Im Daoismus wird Liebe nicht ausdrücklich moralisch gefasst, sondern als natürliche, spontane Ausdrucksform des Lebensflusses (Dao). Wahre Liebe ist sanft, nicht besitzergreifend, und folgt dem Prinzip des Nicht-Erzwingens (Wu Wei).

Im Konfuzianismus zeigt sich Liebe in Ren, der Menschlichkeit oder Güte. Im Kern bedeutet Ren eine herzliche, respektvolle und mitfühlende Haltung gegenüber anderen Menschen. Ren ist die Tugend, die alle anderen Tugenden trägt — der innere moralische Kern des Menschen. Ein Mensch mit Ren handelt nicht egoistisch, sondern mit Rücksicht, Empathie und moralischem Bewusstsein in Familie, Gesellschaft und Staat. Ach, hätten doch unsere Politiker mehr Ren.

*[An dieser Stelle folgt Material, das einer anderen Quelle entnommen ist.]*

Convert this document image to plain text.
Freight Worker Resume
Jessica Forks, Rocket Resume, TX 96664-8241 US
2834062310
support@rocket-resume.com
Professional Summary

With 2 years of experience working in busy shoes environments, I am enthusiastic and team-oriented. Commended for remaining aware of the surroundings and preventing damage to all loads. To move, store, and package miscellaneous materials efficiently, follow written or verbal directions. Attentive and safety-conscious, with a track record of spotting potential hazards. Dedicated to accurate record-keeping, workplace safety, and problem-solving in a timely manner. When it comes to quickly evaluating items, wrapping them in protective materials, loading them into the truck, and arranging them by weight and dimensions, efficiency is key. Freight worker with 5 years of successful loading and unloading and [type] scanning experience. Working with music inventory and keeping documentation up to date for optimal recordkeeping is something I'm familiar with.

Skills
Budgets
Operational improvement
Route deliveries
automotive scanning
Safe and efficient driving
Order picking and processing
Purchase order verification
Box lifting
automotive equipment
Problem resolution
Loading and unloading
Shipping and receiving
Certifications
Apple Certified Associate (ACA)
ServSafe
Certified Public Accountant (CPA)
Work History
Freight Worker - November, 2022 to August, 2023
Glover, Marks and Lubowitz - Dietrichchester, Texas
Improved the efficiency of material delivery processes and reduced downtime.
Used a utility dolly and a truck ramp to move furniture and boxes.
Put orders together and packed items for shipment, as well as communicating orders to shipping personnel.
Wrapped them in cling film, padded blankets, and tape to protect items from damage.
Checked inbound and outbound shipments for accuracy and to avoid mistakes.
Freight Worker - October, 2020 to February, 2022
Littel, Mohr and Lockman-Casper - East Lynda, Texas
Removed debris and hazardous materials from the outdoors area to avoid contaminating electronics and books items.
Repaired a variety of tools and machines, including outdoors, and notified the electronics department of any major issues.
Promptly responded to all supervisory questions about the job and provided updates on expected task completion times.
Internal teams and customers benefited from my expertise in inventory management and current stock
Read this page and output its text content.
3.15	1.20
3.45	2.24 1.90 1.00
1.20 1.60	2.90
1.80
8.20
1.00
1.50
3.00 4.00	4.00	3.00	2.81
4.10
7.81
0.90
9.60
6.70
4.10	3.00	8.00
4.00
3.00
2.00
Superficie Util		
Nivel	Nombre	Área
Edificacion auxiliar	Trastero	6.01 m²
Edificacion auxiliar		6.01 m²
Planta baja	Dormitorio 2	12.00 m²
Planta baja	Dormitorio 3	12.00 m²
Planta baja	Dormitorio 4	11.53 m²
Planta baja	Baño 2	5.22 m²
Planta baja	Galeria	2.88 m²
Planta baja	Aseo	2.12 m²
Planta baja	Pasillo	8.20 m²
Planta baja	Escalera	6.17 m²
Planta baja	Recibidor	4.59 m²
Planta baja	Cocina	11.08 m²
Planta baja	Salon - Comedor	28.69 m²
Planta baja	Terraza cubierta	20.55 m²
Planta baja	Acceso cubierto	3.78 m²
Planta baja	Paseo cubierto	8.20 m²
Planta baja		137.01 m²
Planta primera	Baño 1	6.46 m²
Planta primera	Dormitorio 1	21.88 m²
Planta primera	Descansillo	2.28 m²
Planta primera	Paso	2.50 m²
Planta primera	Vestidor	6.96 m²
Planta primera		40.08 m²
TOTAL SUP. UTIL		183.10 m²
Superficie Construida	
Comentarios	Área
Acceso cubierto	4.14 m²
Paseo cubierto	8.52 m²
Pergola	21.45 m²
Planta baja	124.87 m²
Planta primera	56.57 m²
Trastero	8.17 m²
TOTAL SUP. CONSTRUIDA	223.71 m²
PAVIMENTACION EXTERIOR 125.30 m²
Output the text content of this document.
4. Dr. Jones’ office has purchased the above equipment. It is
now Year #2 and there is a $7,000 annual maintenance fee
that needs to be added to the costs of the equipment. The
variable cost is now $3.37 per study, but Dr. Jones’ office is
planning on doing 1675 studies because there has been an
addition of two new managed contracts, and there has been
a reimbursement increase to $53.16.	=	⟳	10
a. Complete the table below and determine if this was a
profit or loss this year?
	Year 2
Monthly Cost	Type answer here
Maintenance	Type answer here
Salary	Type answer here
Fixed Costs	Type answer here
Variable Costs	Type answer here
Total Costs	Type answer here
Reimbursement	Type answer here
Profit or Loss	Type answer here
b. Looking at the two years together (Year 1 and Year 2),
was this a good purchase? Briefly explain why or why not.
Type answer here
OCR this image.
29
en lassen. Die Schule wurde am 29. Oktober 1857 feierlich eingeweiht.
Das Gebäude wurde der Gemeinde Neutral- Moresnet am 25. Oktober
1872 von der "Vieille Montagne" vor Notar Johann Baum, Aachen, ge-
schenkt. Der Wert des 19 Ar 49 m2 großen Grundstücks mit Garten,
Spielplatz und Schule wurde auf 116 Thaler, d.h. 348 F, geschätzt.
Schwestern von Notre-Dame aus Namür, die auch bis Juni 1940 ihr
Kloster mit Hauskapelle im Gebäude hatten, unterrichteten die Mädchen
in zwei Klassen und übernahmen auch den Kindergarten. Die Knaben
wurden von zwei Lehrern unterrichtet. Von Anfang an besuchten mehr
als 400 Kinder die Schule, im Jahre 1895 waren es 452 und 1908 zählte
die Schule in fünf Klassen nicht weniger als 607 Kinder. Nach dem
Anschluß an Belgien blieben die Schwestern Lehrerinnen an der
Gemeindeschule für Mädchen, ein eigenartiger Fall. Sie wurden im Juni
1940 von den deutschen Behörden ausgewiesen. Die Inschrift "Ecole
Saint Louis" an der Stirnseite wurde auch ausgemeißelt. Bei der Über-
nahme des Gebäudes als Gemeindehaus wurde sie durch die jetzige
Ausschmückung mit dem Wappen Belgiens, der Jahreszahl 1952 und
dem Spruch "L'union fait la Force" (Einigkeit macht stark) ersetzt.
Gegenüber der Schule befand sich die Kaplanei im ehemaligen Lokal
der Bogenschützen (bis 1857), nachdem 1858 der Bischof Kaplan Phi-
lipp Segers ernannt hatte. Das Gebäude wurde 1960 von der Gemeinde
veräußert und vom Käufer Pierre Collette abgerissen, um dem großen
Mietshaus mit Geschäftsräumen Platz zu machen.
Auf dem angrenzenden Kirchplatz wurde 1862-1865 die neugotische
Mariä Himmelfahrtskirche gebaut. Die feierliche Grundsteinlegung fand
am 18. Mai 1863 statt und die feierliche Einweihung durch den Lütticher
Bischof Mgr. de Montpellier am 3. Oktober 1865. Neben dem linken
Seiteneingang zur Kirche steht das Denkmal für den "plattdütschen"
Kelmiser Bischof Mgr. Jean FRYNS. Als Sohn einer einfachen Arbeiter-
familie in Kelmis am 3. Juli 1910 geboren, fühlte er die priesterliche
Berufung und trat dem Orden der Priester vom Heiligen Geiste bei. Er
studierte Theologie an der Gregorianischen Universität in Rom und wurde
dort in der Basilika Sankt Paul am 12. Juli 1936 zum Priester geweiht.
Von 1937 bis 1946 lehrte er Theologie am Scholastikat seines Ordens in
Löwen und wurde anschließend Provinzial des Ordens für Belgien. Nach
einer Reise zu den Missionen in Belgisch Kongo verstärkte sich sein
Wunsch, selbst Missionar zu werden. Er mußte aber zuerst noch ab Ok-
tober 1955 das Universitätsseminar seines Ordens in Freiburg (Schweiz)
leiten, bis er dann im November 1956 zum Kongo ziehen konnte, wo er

In der griechischen Philosophie wird Liebe vielgestaltig betrachtet: Platon sieht in ihr ein Streben nach dem Schönen und Ewigen — ein Aufstieg von sinnlicher Begierde zu geistiger Erkenntnis des Göttlichen. Aristoteles betont die freundschaftliche Liebe (Philia) als notwendige Grundlage eines erfüllten und tugendhaften Lebens.

Der Humanismus schließlich betrachtet Liebe als Ausdruck menschlicher Würde, Freiheit und Verbundenheit. Sie ist die Kraft, die Menschen befähigt, über sich hinauszuwachsen, Verantwortung zu übernehmen und eine gerechtere, empathischere Welt zu gestalten.

Pseudoformen der Liebe

Nicht überall, wo Liebe draufsteht, ist Liebe drin. Viele Menschen tun unglaublich viel dafür, geliebt zu werden, aber sehr wenig für die Fähigkeit, selbst zu lieben. Viele machen sich „lieb Kind“, sie machen sich liebenswert, bemühen sich aber kaum darum, andere zu lieben. Diese passive Einstellung hat relativ wenig mit aktivem Lieben zu tun.
 
„Liebe ist eine Aktivität und kein passiver Affekt. Sie ist etwas, das man in sich entwickelt, nicht etwas, dem man verfällt.“ (Erich Fromm)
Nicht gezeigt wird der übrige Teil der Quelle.